- The race 2011
- All about the race
Place de la Promenade© Mairie d’Aigurande
• Stage town on 1 previous occasion
• 1, 700 inhabitants
• Cantonal subdivision of Indre (36)
Principal town of the canton, Aigurande is situated on the administrative border between the Indre and Creuse departments, and has spent a long time playing hide-and-seek between the Marche and Berry regions. With a high point of 440 metres, the municipality enjoys the fresh open air of the lush and varied landscape of the Berrichonne countryside so dear to the writer George Sand. Two rivers – the Bouzanne and the Vauvre – have their source in Aigurande, and the number of wells in the town remind you that Aigurande got its name from the old Gallic word ’equoranda’, meaning ’the end of the water’.
From its past, Aigurande has kept the ruins of its feudal castle, the Notre-Dame church (eleventh-fourteenth century) and the eighteenth-century Notre-Dame de la Bouzanne chapel. But Aigurande is also about living in the present, and boasts a number of shops and small businesses, an ultra-modern printing press and a dynamic environment in which to live. And it’s looking to the future, too, of course: recent additions to the town include a new nursery school, a new public services building and a new health centre.
The small village of Indre has only been part of the Tour de France route in recent years. But it can already pride itself on the particular link that it has established with Mark Cavendish, who holds the exceptional record of having won 15 stages of the race in three years. Indeed, in 2008 the peloton set off from Aigurande for the 6th stage, just after the first victory of Cavendish on the Tour in Châteauroux. And although it was not mentioned as one of the stages of the 2009 Tour, the race’s cyclists passed through the village once more on the route between Limoges and Issoudun where «Cav» raised his arms yet again!
Lake Pavin - The 7,000-year-old Lake Pavin is the youngest crater lake in metropolitan, but one of the Auvergne’s deepest, most beautiful and most mysterious lakes© OT Sancy
• Stage site on 3 previous occasions
• Winter sports resort of Puy-de-Dôme (63)
• Part of the commune of Besse-et-Saint-Anastaise (1, 700 inhabitants)
This year, the Super-Besse ski resort, in the massif du Sancy, at an altitude of 1,350-1,850 metres, celebrates its 50th birthday. The resort boasts 45 kilometres of ski-run (with nearby Mont-Dore’s 43 kilometres also within easy reach) and 260 snow canons, as well as offering cross-country skiing. During the summer, its position at the heart of the Auvergne national park opens it up to a host of other sports: horse-riding, fishing, swimming, as well as hiking and mountain biking on the newly improved tracks. And in winter, apart from the skiing, Super-Besse is also home to the final round of the Andros Trophy ice-driving championships. Situated seven kilometres down from the resort, the maze of narrow cobbled streets that is the mediaeval and Renaissance town of Besse-et-Saint-Anastaise celebrates its rich history. The ski museum here displays a large collection of wooden skis collected from all over Europe, while each summer the Fête des Estives attracts thousands of visitors to watch the Salers cattle being led through the streets to finish up on the plateau next to Lake Pavin.
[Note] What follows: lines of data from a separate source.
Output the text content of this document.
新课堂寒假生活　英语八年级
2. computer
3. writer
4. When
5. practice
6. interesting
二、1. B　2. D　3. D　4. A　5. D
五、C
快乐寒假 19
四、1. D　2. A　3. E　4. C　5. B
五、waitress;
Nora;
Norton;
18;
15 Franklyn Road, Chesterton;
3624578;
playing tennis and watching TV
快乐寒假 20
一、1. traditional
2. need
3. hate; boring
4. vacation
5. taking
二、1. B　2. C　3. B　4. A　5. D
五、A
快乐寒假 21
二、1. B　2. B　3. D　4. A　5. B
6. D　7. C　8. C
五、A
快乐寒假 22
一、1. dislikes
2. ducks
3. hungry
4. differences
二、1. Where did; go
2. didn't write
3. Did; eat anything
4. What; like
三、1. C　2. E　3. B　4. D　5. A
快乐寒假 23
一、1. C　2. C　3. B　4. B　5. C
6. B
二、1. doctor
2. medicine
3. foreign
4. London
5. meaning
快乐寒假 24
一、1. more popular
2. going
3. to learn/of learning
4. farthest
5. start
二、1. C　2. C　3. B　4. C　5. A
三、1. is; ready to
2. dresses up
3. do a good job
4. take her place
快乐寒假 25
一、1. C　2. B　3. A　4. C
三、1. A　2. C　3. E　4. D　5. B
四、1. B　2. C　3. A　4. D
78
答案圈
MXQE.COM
The finish will be judged at the end of a very steep slope as it was in 2008. Thirty years earlier, the Tour first visited Super-Besse, and this marked the start of Bernard Hinault’s long relationship with the Grande Boucle (Big Loop). The stage was won by Paul Wellens, but the young French cyclist was already lying in ambush, in second place in the general classification, behind Joseph Bruyère. In 1996, Rolf Sorensen won the second stage of his career on the Tour de France in Super-Besse.